METHODS. Data on cardiometabolic phenotypes and plasma proteins (Olink 5K) measured before and after 20 weeks of endurance training were available in 617 adults (55% Female, 37% Black, 17-65 yrs) of the HERITAGE Family Study. Linear mixed models were used to test the associations of change in individual proteins with changes in TG-related traits, adjusting for age, sex, race, and baseline trait and baseline protein levels. Significant (FDR<0.05) proteins were entered in LASSO regression models with 10-fold cross-validation to identify proteomic signatures of exercise-induced changes in TG-related traits.

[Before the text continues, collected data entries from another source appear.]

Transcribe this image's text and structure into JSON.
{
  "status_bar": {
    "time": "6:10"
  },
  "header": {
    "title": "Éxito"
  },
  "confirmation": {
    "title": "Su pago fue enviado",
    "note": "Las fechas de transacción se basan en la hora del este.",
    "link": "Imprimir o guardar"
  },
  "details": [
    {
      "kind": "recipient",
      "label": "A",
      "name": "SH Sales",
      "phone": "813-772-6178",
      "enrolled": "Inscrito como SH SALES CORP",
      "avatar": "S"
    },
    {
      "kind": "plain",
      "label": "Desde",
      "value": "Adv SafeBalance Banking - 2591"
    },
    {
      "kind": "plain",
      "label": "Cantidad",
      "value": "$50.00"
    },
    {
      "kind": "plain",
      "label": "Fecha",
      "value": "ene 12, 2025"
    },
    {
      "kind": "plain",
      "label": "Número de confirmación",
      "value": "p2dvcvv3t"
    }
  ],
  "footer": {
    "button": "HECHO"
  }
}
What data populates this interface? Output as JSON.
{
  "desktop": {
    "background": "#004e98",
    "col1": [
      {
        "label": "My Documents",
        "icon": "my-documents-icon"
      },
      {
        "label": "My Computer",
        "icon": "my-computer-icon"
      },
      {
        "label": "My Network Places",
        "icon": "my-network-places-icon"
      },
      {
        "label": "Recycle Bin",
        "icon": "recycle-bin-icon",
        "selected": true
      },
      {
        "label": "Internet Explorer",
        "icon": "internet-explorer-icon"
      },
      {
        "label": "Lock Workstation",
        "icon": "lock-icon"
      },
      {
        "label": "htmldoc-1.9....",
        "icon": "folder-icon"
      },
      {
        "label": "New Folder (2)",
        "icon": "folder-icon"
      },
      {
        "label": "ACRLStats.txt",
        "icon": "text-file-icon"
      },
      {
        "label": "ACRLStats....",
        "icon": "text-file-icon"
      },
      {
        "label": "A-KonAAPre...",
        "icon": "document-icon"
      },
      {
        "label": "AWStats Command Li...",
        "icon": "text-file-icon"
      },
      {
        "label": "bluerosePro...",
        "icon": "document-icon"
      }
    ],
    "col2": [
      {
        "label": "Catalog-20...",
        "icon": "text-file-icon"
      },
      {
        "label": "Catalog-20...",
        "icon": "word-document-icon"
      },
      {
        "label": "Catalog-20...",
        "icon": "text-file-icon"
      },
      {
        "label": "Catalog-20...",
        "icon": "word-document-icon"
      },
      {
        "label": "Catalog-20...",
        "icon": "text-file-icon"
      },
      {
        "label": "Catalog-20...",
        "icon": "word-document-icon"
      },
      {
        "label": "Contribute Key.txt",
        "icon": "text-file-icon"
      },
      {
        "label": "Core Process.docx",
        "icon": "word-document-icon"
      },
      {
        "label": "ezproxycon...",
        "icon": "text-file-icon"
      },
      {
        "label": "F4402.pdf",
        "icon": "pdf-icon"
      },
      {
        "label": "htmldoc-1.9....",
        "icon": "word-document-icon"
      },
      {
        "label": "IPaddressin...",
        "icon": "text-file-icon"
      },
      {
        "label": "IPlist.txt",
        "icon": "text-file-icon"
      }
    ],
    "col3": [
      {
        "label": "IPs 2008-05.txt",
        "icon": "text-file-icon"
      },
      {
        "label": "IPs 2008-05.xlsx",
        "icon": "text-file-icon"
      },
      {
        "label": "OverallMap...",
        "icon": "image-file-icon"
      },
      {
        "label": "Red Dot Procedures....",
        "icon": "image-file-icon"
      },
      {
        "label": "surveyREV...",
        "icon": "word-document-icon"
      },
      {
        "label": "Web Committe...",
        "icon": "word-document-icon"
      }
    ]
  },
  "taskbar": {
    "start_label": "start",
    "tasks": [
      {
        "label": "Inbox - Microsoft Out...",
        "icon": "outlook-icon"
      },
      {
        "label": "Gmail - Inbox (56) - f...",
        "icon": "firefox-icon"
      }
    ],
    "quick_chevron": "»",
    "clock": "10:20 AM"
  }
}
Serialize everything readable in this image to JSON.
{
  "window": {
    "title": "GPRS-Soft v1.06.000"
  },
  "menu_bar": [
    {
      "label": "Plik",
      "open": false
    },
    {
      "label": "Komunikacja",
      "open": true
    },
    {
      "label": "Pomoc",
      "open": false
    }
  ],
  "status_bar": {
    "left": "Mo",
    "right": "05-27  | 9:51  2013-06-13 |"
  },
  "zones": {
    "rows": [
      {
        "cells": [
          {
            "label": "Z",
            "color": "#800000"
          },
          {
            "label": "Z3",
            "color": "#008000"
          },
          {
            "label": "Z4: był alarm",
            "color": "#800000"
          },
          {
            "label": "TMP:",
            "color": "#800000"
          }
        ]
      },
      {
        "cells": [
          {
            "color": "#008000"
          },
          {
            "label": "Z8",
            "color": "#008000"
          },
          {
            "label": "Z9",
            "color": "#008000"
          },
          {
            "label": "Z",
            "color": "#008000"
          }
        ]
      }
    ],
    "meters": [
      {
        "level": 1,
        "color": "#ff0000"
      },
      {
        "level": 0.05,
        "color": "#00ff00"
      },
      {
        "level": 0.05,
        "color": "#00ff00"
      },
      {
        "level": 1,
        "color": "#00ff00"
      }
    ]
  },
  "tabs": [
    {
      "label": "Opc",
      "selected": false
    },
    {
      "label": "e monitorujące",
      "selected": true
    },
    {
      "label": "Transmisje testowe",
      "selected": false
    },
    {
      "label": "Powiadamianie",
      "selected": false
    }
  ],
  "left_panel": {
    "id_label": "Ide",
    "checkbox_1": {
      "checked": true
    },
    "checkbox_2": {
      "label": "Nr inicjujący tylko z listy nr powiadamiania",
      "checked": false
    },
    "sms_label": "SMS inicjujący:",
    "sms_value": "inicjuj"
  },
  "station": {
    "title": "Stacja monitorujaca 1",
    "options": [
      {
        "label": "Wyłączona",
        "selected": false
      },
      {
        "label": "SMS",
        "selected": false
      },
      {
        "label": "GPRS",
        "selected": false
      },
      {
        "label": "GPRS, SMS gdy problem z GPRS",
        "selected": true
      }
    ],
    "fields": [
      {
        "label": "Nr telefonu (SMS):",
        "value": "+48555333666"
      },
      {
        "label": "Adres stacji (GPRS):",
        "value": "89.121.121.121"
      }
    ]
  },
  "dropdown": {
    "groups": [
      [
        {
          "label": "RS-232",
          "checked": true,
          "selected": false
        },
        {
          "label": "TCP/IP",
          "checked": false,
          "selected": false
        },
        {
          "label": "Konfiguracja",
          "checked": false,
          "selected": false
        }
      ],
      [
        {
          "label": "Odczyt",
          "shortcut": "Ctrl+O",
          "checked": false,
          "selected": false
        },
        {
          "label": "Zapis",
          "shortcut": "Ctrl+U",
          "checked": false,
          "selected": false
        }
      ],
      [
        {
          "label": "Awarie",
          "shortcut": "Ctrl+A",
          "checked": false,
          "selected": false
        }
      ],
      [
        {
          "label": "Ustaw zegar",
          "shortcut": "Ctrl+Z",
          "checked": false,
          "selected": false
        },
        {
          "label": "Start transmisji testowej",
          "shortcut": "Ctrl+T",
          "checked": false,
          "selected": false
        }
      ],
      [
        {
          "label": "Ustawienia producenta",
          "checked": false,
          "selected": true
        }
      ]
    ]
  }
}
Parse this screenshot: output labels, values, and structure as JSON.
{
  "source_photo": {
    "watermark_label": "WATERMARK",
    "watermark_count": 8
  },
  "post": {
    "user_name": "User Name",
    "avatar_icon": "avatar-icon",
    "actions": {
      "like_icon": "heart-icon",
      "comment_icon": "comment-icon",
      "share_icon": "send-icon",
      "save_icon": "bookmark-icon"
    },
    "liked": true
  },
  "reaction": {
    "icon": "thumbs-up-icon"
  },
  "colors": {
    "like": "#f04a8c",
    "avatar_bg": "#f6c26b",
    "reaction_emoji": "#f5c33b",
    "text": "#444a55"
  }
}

RESULTS. At baseline, mean age was 35 yrs, BMI 26 kg/m², and lipid profile values were within the normal range. Changes in the abundance of 141 unique proteins were associated with the exercise training changes of at least one of the four traits (none associated with ΔLPL; Table 1), with little overlap of associated proteins across traits (Figure 1). The associated proteins were overrepresented in pathways related to peptide hormone metabolism, lipoprotein assembly, remodeling and clearance, assembly of LPL and LIPC complexes, G protein-coupled receptor signaling, and clotting cascade (Table 1). Proteomic signatures consisting of 24, 28, 22, and 13 proteins explained 20%, 22%, 21%, and 28% of the variance in training-induced changes in TG, ANGPTL3/8, ANGPTL4/8, and CD-ANGPTL4, respectively. Top contributing proteins for each signature are shown in Figure 2.
CONCLUSIONS. We identified several plasma proteins whose changes in response to regular exercise were associated with concomitant changes in TG and ANGPTL complex and protein traits. Our findings indicate several shared but also unique biological pathways underlying the exercise responsiveness of key regulators of TG metabolism.